Uncontrolled Water Loss? The answer was that there was an uncontrolled water loss somewhere. This water loss was bigger than blowdown required when the cooling tower was on RO water makeup, but smaller than the blowdown required on well water.
Was It Drift or a Leak? We inspected the cooling tower and saw no drift or overflow from the tower that would explain this sudden change in operation. There must have been a leak, but how big of a leak? Using the cooling tower operational parameters, we calculated just how big the leak was.
Operational Parameters • Recirculation Rate: 11,227 gpm
• ∆T: 10 °F
• Evaporative Cooling: 90% (tropical climate)
• Conductivity Setpoint: 1,700 µS
• RO Makeup Conductivity: 175 µS
• Well Makeup Conductivity: 480 µS The evaporation rate was:
Evap = 11,227 * 10 * 0.9 / 1000 = 101 gpm
Under normal operation, the cooling tower cycles would have been:
CyclesWell = 1700/480 = 3.54
CyclesRO = 1700/175 = 9.71
The cycles they were currently running on RO water was:
CyclesRO Current = 700/175 = 4
The amount of blowdown required under normal operation was:
Cooling Towers 222
BDWell = 101 / (3.54 - 1) = 39.8 gpm
BDRO = 101 / (9.71 - 1) = 11.6 gpm
The blowdown required when they currently ran on RO water was: BDCurrent RO = 101 / (4 - 1) = 33.4 gpm Notice that this number is smaller than the blowdown required for well water but much higher than the blowdown required for RO water under normal operation conditions.

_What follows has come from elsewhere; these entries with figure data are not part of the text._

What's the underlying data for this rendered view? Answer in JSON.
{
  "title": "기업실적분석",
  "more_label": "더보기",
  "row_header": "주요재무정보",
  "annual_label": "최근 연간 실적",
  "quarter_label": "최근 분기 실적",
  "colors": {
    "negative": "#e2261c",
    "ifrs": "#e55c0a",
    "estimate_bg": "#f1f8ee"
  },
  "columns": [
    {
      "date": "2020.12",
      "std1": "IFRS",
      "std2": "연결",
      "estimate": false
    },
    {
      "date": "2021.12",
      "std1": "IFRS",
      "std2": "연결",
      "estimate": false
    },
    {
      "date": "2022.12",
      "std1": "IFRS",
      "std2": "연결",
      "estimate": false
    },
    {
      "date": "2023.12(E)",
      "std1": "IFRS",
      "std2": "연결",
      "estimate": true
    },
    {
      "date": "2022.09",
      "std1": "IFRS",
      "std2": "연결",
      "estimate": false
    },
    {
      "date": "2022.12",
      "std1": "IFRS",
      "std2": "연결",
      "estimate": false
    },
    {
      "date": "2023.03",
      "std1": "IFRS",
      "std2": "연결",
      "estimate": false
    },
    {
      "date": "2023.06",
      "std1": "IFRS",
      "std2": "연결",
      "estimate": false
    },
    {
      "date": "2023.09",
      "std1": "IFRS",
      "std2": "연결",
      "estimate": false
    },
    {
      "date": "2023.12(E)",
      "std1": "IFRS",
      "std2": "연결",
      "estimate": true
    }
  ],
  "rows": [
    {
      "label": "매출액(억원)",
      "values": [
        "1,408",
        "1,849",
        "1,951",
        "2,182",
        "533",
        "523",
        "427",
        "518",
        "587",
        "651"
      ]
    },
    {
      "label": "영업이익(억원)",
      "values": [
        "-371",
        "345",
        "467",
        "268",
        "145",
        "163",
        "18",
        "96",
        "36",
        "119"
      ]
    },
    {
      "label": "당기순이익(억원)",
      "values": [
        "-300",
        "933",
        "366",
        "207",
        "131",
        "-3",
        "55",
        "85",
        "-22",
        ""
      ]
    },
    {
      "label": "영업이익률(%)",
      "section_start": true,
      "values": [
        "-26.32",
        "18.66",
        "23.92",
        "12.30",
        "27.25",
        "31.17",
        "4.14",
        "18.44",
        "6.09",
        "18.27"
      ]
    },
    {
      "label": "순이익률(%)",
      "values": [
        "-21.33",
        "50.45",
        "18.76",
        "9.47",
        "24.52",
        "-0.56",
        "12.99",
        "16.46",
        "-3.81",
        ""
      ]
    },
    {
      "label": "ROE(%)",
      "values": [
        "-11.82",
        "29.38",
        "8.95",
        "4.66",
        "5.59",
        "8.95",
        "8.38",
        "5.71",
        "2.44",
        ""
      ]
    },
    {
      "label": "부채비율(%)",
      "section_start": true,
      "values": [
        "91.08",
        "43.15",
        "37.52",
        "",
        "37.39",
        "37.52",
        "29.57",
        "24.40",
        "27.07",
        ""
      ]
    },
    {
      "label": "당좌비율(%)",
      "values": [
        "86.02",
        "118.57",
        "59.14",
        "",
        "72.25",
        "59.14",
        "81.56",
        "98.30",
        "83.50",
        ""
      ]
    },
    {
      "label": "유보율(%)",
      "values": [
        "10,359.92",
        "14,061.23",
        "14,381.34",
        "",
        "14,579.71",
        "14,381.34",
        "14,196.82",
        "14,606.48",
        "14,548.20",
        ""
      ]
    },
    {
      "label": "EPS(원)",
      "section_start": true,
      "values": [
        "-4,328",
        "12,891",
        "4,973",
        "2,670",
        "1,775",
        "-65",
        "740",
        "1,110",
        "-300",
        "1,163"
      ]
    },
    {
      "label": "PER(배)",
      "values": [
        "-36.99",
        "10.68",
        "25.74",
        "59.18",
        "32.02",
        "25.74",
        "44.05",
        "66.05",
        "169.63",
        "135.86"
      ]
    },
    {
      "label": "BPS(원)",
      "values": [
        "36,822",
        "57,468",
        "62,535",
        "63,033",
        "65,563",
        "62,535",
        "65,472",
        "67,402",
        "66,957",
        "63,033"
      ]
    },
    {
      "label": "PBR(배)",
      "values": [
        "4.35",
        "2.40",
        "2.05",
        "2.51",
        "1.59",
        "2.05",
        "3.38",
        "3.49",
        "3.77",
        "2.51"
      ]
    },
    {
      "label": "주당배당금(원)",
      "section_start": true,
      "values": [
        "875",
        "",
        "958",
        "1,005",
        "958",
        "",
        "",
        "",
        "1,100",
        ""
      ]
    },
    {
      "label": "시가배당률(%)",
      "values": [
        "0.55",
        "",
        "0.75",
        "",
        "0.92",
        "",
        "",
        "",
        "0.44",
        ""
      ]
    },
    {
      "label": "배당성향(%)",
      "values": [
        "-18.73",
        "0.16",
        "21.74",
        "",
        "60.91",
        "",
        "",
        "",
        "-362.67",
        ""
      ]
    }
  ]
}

This clearly shows why the cooling tower could maintain the conductivity setpoint on well water but not on RO water. Since the blowdown valve was completely closed when they were currently running on RO water, this meant that there was a 33.4 gpm leak somewhere. A sizeable leak indeed!
Finding the Leak The cooling tower system was used to cool several rather complicated processes with many heat exchangers, so finding the leak was not going to be simple. I had to leave the facility before the leak was found, but the water management associate in charge had planned to question the operators in the area for possible leaks. If this didn't work, red dye was going to be added to help track the leak down.